The Basic Questions:
Do Freedom of Speech, Freedom of Association and Rights of Privacy supersede Texas State regulatory authority?
Can Dr. Hines be prevented from communicating electronically with the Public?
Can his communications be censored?
Are his personal emails open to outside scrutiny and governmental inspection?
Does anonymity of contact between the public and a veterinarian through third-party participation, as found all over the Internet today, shield a veterinarian from regulatory control? What about services like this or this that do just that? Can government rules be enforced unequally? Is singling out the small over the large and powerful true to the entrepreneurial spirit of Texas?
Does proposed control of Dr. Hines’ personal inclinations to help pet owners and animals in ways he sees fit really fit the stated mandate of the TBVME? That mandate is “ to protect the public by ensuring that persons entering the profession meet minimum academic and examination requirements” ?
Does their mission to “ensure the best possible quality of veterinary services for the people of Texas” (ref) allow them to censor Dr. Hines’ correspondent with animal owners throughout the entire World?
Can a disabled veterinarian be prevented from participating in his chosen profession in ways that accommodate his disabilities?
Do we really want an arm of Texas Government muzzling what they consider to be a “dissident” veterinarian, and using methods similar to the house arrests practiced in places like North Korea and Iran?

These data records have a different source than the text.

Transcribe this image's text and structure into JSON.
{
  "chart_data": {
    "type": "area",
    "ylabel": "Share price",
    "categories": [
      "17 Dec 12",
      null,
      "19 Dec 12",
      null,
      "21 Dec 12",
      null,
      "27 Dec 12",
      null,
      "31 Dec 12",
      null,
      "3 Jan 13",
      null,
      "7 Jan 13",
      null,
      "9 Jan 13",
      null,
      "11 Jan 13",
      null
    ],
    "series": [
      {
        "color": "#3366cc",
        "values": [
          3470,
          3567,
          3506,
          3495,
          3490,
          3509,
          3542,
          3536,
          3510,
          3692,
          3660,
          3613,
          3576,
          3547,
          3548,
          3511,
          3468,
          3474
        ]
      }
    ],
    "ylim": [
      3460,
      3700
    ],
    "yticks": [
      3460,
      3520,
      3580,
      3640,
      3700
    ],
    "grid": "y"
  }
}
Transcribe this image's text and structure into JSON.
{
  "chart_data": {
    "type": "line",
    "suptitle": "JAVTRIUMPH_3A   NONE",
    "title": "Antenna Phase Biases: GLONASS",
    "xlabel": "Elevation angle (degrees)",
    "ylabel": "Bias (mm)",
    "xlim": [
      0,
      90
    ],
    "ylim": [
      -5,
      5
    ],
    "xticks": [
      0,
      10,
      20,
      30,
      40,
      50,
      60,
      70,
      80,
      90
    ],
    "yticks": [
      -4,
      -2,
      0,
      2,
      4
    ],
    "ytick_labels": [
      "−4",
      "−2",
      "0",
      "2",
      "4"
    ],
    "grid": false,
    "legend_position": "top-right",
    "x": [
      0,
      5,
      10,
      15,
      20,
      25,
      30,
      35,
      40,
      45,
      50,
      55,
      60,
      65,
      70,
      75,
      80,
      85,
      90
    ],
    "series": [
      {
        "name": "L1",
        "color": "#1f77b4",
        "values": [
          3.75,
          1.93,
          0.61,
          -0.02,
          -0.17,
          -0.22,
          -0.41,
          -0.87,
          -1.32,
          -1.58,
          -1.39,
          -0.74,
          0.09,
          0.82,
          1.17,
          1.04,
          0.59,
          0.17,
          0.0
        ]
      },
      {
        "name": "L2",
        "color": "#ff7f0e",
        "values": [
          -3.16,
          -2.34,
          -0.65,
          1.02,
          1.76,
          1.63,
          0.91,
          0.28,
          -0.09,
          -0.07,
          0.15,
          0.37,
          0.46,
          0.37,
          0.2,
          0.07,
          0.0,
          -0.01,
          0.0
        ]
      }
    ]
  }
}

Ms. Oria, the 2015 head of the Texas Veterinary Board (She and most of the Board were asked to resign in 2016 – and did [ref] But the ban on Dr. H remains in effect), stated that Dr. Hines is “banned from offering an online opinion on anything that has to do with animals”. (Ms. Oria was later fired for other perceived inadequacies) What does it say about the integrity of a state government that displays, on its own website and whose operators give out, Dr. Hines’ phone number and email address for medical advice on non-domestic injured animals only to punish him for responding if it should be a dog or cat? (coyotes,fox and bobcats are OK) (ref) According to Texas, you can ask your hairdresser all you want to about your dog or cat’s health – but you can’t ask Dr. Hines.